In diesen Tagen wurde ein Offener Brief an Oberbürgermeister Clausen und die Bielefelder Ratsmitglieder gegen die Pläne an der Herforder Straße verschickt. Er ist unterzeichnet von einem breiten Bündnis von Organisationen, die weit über Bielefeld und auch über die Schwerpunkte Klimawende und Verkehrspolitik hinausreichen. Wir danken dem Bündnis Mut zur Verkehrswende für die Arbeit und dokumentieren den Brief im Wortlaut.


Bielefeld, 17. Januar 2022

An den Oberbürgermeister Pit Clausen
An die Mitglieder des Rates der Stadt Bielefeld

Offener Brief:

Autobahnähnlichen Neubau der Herforder Straße stoppen

Sehr geehrter Herr Oberbürgermeister,
sehr geehrte Damen und Herren,

die Bedrohung durch den Klimawandel ist bedrückend. Die internationale Staatengemeinschaft ringt um einen Weg, das 1,5-Grad-Ziel doch noch zu erreichen. Mit dem Pariser Klimaabkommen von 2015 sollten die Weichen entsprechend gestellt werden. Die EU und die Bundesrepublik Deutschland haben daraus ehrgeizige Ziele für die Reduktion der Treibhausgasemissionen abgeleitet. Das im letzten Jahr novellierte Klimaschutzgesetz gibt eine CO₂-Einsparung von mindestens 65 % bis 2030 vor. Bielefeld hat im Juli 2019 den Klimanotstand ausgerufen. Am 23. September des letzten Jahres hat der Rat der Stadt als Zieljahr für das Erreichen von Klimaneutralität das Jahr 2035 festgelegt. Trotzdem müssen wir feststellen, dass an bestehenden Verkehrs- und Straßenplanungen festgehalten wird, ohne diese zu hinterfragen. Wir fragen Sie: Wie sollen diese absolut richtigen, aber sehr ehrgeizigen Klimaziele erreicht werden, wenn im alltäglichen Handeln von Verwaltung und Politik vor Ort weiter an uralten Planungen festgehalten wird, die zweifelsfrei die CO₂-Emissionen erhöhen, statt sie zu senken? Welchen Sinn macht es, im Bielefelder „Hufeisen“ Maßnahmen zur Reduktion des Autoverkehrs einzuleiten, wenn zugleich mit dem Ausund Neubau von Fernstraßen dem Autoverkehr der Weg in die Innenstadt erleichtert wird? Die bescheidenen CO₂-Einsparungen durch das Projekt „altstadt.raum“ werden durch den vierspurigen Neubau der Herforder Straße zusammen mit den Neubaumaßnahmen L 712n und B 61n (Ortsumgehung Ummeln) mit einen vielfachen CO₂-Ausstoß ad absurdum geführt.

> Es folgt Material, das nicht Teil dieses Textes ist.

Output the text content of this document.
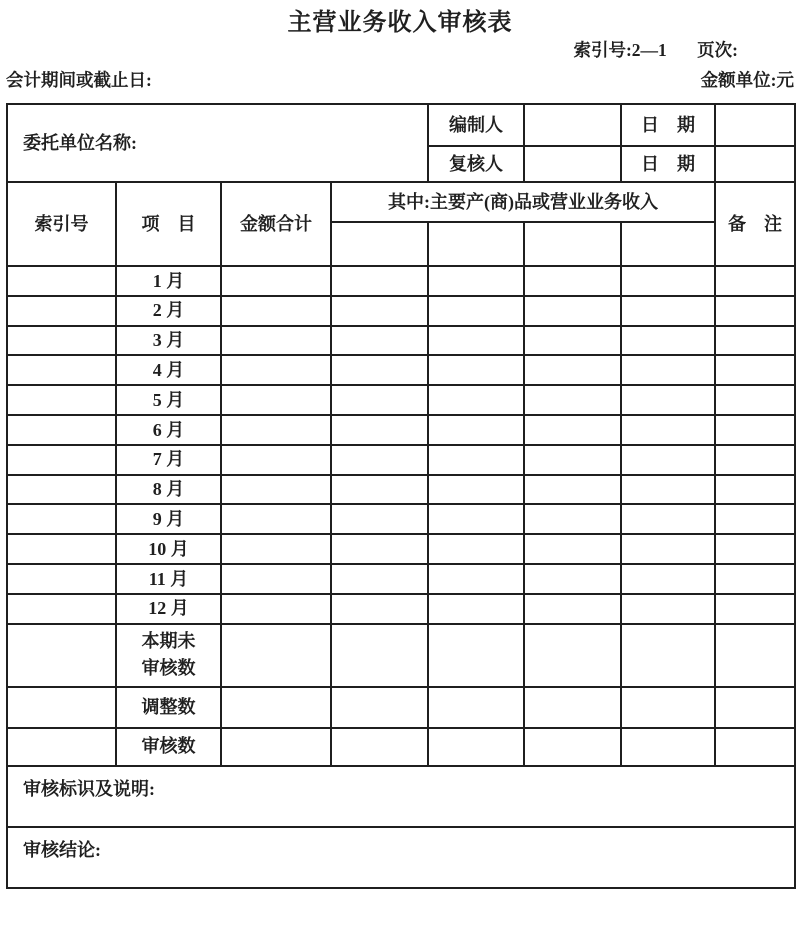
主营业务收入审核表
索引号:2—1 页次:
会计期间或截止日:	金额单位:元
委托单位名称:				编制人		日　期	
				复核人		日　期	
索引号	项　目	金额合计	其中:主要产(商)品或营业业务收入				备　注

	1 月						
	2 月						
	3 月						
	4 月						
	5 月						
	6 月						
	7 月						
	8 月						
	9 月						
	10 月						
	11 月						
	12 月						
	本期未审核数						
	调整数						
	审核数						
审核标识及说明:							
审核结论:							
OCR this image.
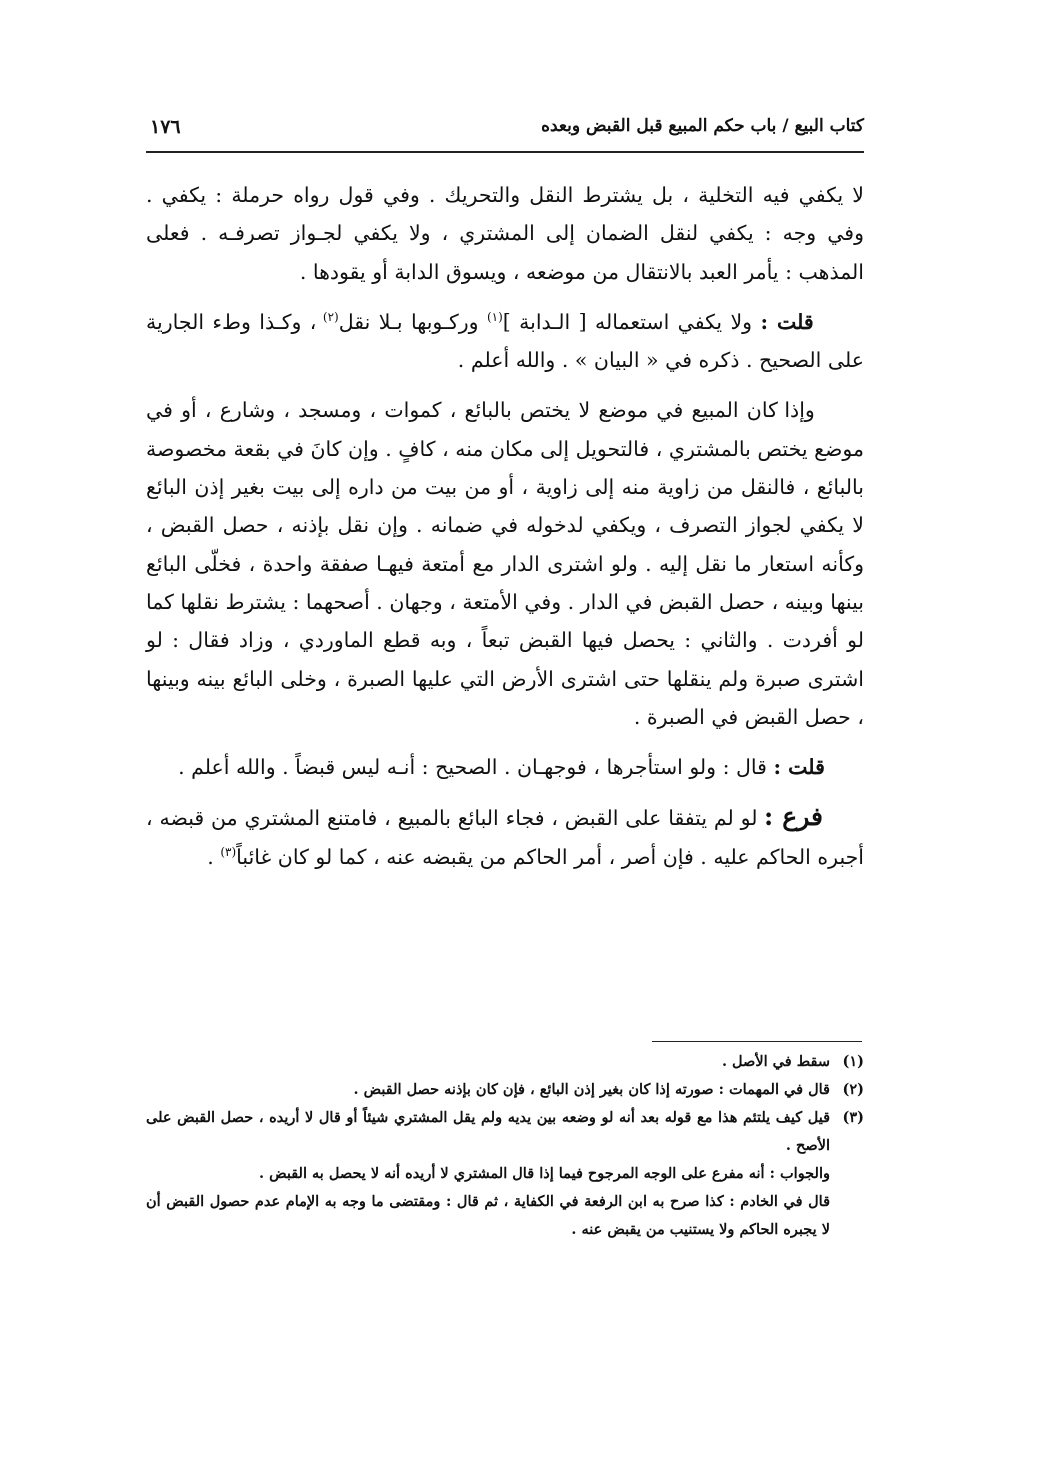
كتاب البيع / باب حكم المبيع قبل القبض وبعده
١٧٦

لا يكفي فيه التخلية ، بل يشترط النقل والتحريك . وفي قول رواه حرملة : يكفي . وفي وجه : يكفي لنقل الضمان إلى المشتري ، ولا يكفي لجـواز تصرفـه . فعلى المذهب : يأمر العبد بالانتقال من موضعه ، ويسوق الدابة أو يقودها .

قلت : ولا يكفي استعماله [ الـدابة ]$^{(١)}$ وركـوبها بـلا نقل$^{(٢)}$ ، وكـذا وطء الجارية على الصحيح . ذكره في « البيان » . والله أعلم .

وإذا كان المبيع في موضع لا يختص بالبائع ، كموات ، ومسجد ، وشارع ، أو في موضع يختص بالمشتري ، فالتحويل إلى مكان منه ، كافٍ . وإن كانَ في بقعة مخصوصة بالبائع ، فالنقل من زاوية منه إلى زاوية ، أو من بيت من داره إلى بيت بغير إذن البائع لا يكفي لجواز التصرف ، ويكفي لدخوله في ضمانه . وإن نقل بإذنه ، حصل القبض ، وكأنه استعار ما نقل إليه . ولو اشترى الدار مع أمتعة فيهـا صفقة واحدة ، فخلّى البائع بينها وبينه ، حصل القبض في الدار . وفي الأمتعة ، وجهان . أصحهما : يشترط نقلها كما لو أفردت . والثاني : يحصل فيها القبض تبعاً ، وبه قطع الماوردي ، وزاد فقال : لو اشترى صبرة ولم ينقلها حتى اشترى الأرض التي عليها الصبرة ، وخلى البائع بينه وبينها ، حصل القبض في الصبرة .

قلت : قال : ولو استأجرها ، فوجهـان . الصحيح : أنـه ليس قبضاً . والله أعلم .

فرع : لو لم يتفقا على القبض ، فجاء البائع بالمبيع ، فامتنع المشتري من قبضه ، أجبره الحاكم عليه . فإن أصر ، أمر الحاكم من يقبضه عنه ، كما لو كان غائباً$^{(٣)}$ .

(١)
سقط في الأصل .
(٢)
قال في المهمات : صورته إذا كان بغير إذن البائع ، فإن كان بإذنه حصل القبض .
(٣)
قيل كيف يلتئم هذا مع قوله بعد أنه لو وضعه بين يديه ولم يقل المشتري شيئاً أو قال لا أريده ، حصل القبض على الأصح .

والجواب : أنه مفرع على الوجه المرجوح فيما إذا قال المشتري لا أريده أنه لا يحصل به القبض .

قال في الخادم : كذا صرح به ابن الرفعة في الكفاية ، ثم قال : ومقتضى ما وجه به الإمام عدم حصول القبض أن لا يجبره الحاكم ولا يستنيب من يقبض عنه .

Die Verwaltungsvorlage zum geplanten Aus- bzw. Neubau der Herforder Straße (B 61) mutet an wie ein Papier aus vergangenen Zeiten. Dort ist euphemistisch von Ausbau die Rede. Geplant wird aber ein vierspuriger, autobahnähnlicher Neubauabschnitt neben der alten Trasse. Zur Erschließung der dortigen Häuser muss an der Westseite sogar zusätzlich eine neue Straße gebaut werden. Bis zur Fertigstellung dauert es mindestens bis 2026. Die Kosten: ca. 15,3 Millionen Euro allein für den 2 km langen Abschnitt vom Rabenhof bis zum Milser Krug. Massive Eingriffe in die schutzwürdige, als Naturschutzgebiet vorgesehene Johannisbachaue sind Bestandteil der Planungen. Der hier auch vorgesehene Radschnellweg Bielefeld–Herford wurde wegen fehlender politischer Beschlüsse über die Radschnellwegtrasse erst gar nicht einbezogen. Diese veraltete Planung passt nicht mehr zu den heute bekannten dramatischen Folgen des Klimawandels und der notwendigen Mobilitätswende.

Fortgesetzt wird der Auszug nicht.